I caught Matmos as an opening act in late 2000. Just before they began their performance, they explained that they were going to have their backs turned to us because they believed the view would be more interesting for the audience. They were right. They slurped on straws, plucked the iron bars of an animal cage, and played film footage of the slow pan of the skin of some mammal (I think). The more I learned about Matmos, the more I realized that this was all business as usual for them.
So when I learned that M.C. Schmidt and Drew Daniel were drawing inspiration from the Whirlpool Ultimate Care II washing machine to create a 37-minute track of the same name, there was little room for surprise. If there is a pair of artists out there who can “play” a washing machine, it’s Matmos. Helping out are Dan Deacon, Max Eilbacher and Sam Haberman of Horse Lords, Jason Willett of Half Japanese, and Duncan Moore of Needle Gun. The next time someone asks you “how many avant-gardists does it take to play a washing machine?”, you’ll now have a punchline ready.

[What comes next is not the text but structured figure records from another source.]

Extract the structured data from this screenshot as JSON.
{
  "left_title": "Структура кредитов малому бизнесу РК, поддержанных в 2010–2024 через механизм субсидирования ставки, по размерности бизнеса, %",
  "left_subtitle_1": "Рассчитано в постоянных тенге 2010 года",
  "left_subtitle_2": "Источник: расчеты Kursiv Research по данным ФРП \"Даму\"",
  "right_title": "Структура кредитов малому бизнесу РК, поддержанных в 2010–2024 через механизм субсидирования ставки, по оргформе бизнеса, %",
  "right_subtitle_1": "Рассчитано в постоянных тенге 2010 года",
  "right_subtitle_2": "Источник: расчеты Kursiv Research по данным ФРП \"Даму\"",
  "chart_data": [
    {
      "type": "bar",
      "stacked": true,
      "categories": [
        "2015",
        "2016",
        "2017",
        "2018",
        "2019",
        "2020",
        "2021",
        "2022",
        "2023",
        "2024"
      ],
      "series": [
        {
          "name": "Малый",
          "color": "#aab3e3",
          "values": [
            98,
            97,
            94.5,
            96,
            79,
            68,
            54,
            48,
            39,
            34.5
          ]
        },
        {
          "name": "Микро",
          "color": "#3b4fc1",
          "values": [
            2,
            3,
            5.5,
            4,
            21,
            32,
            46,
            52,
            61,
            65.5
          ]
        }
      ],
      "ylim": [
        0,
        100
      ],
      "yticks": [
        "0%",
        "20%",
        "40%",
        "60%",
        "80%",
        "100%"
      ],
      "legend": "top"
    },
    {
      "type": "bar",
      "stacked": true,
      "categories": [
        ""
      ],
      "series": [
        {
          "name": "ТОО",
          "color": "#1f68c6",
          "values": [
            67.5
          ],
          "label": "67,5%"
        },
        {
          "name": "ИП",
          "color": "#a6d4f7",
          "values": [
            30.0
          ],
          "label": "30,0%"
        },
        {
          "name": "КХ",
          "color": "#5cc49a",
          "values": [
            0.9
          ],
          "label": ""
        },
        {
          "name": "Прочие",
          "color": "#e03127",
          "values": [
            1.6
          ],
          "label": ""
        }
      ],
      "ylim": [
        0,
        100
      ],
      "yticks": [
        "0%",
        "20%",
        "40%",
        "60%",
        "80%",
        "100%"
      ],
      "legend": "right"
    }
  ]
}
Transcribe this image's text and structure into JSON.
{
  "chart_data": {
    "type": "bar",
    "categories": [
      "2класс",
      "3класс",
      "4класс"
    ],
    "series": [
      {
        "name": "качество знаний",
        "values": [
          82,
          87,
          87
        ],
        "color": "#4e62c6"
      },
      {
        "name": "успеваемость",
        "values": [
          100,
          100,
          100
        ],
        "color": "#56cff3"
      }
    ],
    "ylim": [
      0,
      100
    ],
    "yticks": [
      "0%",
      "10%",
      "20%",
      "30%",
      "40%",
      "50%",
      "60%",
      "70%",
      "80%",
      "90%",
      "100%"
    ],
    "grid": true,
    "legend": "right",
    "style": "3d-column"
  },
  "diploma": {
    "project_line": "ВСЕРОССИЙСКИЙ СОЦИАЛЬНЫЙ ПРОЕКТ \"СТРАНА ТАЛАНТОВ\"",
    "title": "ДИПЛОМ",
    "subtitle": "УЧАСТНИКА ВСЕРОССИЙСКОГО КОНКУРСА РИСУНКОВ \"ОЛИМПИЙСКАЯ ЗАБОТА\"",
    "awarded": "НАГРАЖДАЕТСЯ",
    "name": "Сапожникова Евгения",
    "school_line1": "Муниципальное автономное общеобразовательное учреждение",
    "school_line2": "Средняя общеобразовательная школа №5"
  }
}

It all starts with the twist of the knob and the steady splash of water. When “Ultimate Care II” reaches it’s two-minute mark, the tumbling sounds have been sequenced into a rhythmic track reminiscent of Amnesiac-era Radiohead. The sound of the rinse cycle is then chopped up in its MIDI form to take the track to its next plateau — a metallic grind that sings (this may be the wrong appliance, but imagine the old-fashioned lint catchers being quickly removed from their compartments). Approaching its halfway point, “Ultimate Care II” is subjected to just as much digital twisting as anything by the Orb or Aphex Twin. In fact, it turns into a unique listening experience all on its own.
Ultimate Care II‘s press material gently hints at the fact that this “music” can become a satisfying listening experience, as if the press agents were bracing themselves for some unkind feedback. Be that as it may, Ultimate Care II is still an engaging listen. Curiosity alone should be able to carry you through the first half of the track. It’s only towards the end when some honest-to-goodness notes are conjured out of the mix, announcing the Whirlpool as yet another avenue for ambient music.
And if your curiosity still isn’t completely satisfied by the time the off-kilter, industrial clangs shut the door of the Ultimate Care II, word has it that Matmos and friends are planning on performing the work live on stage. No word yet on whole will be paying the water bill for that one, but it shows that Matmos does not shy from a challenge. It’s works like Ultimate Care II that draw a clear line in the sand between thoughtless attention-seeking and a deep commitment to experimentation.